Xi Jinping pointed out that promoting the flourishing and development of literature and art, in the end, requires the creation and production of excellent works that can live up to this great nation and these great times. Literature and art workers should firmly keep in mind that creation is their central task, work is the root of their being, they must engage in their creation with calm hearts and a spirit of improvement, and present the best spiritual nourishment to the people. The creation and production of excellent works must be made into a central link of our literature and art work, and we must strive to produce even more excellent works that disseminate the value views of present-day China, reflect the spirit of Chinese culture, mirror the aesthetic pursuits of Chinese people, which organically integrate ideology, artistry and enjoyability.
[…] Xi Jinping stressed that Socialist literature and art, essentially speaking, is the people’s literature and art. Literature and art must reflect well the people’s wishes; it must persist in the fundamental orientation of serving the people and serving Socialism. […] [Source]
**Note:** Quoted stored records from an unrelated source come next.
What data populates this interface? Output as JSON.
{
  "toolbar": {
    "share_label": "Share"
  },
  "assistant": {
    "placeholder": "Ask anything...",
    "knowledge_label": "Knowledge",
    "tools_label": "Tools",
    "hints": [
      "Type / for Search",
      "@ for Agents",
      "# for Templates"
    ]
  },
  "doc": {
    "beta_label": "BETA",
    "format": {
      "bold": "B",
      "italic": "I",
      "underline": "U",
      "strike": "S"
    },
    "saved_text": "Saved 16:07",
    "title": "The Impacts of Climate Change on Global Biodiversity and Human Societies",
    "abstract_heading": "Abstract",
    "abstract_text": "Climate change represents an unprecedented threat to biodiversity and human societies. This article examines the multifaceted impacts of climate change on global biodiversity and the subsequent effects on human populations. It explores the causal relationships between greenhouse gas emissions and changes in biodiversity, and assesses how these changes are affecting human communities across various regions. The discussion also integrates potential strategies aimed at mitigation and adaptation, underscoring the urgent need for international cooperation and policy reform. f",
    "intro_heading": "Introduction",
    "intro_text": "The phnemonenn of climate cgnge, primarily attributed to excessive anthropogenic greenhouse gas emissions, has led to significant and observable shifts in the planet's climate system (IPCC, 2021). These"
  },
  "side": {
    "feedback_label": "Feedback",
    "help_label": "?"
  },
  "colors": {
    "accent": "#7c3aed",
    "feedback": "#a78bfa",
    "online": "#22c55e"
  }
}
Xi’s language evokes that used by Mao Zedong in 1942 at the Yan’an Forum on Literature and Art, a landmark series of talks that set the long-standing Party line on using the arts to serve politics. At The New York Times, Austin Ramzy notes that Xi’s emphasis on ideological work in the arts follows a paradigm of Chinese leadership, and that Xi described the artist’s mission in terms of an ideological soft power war with the West:
Chinese leaders have often given direction on what paths creative works should follow. In 1942, Mao Zedong delivered his Yan’an Talks on Literature and Art, which declared that creative ambitions must first answer to the goal of building a socialist state. Deng Xiaoping later quoted with approval Stalin’s line that writers and other artists could be “engineers of the human soul,” and said that people in cultural fields should study Marx, Lenin and Mao to understand just how their audience’s souls should be engineered.
[…] While none has carried the same force as Mao, Chinese leaders have continued to offer direction on what course culture should follow. Mr. Xi’s predecessor, Hu Jintao, spoke of the arts as a vehicle to increase national prestige and soft power. He spoke of the need for Chinese works to compete with movies and music from overseas that had found eager audiences in China.
[…] Mr. Xi also described art in terms of a competition of cultures.
“Chinese art will further develop only when we make foreign things serve China, and bring Chinese and Western arts together via thorough understanding,” he said on Wednesday, adding that art should “disseminate contemporary Chinese values, embody traditional Chinese culture and reflect Chinese people’s aesthetic pursuit.” [Source]
Bloomberg Businessweek’s Dexter Roberts reports that Xi has become known for reviving Mao-era tactics in promoting ideological orthodoxy in both the Party and society at large:
Xi has already shown his proclivity for using Mao-style ideas and tactics in his efforts to purify the party’s 83 million members, including a just-concluded, 16-month-long “mass line” campaign. He also has ordered education in “core socialist values” to be substantially stepped up for Chinese youth, starting in primary school. And under Xi, journalists are now required to undergo training in “Marxist news values.” Efforts have also been made to strengthen the party’s control over universities and Chinese academics. Now it appears to be time for the artists. [Source]
The promotion of ideological orthodoxy in the Party and the populace has been a hallmark of Xi Jinping’s presidency to date. The arts are not the only aspect of Chinese culture he has sought to use toward this end: The New York Times’ Chris Buckley and Didi Kirsten Tatlow have both reportedly recently on appeals to China’s philosophical traditions.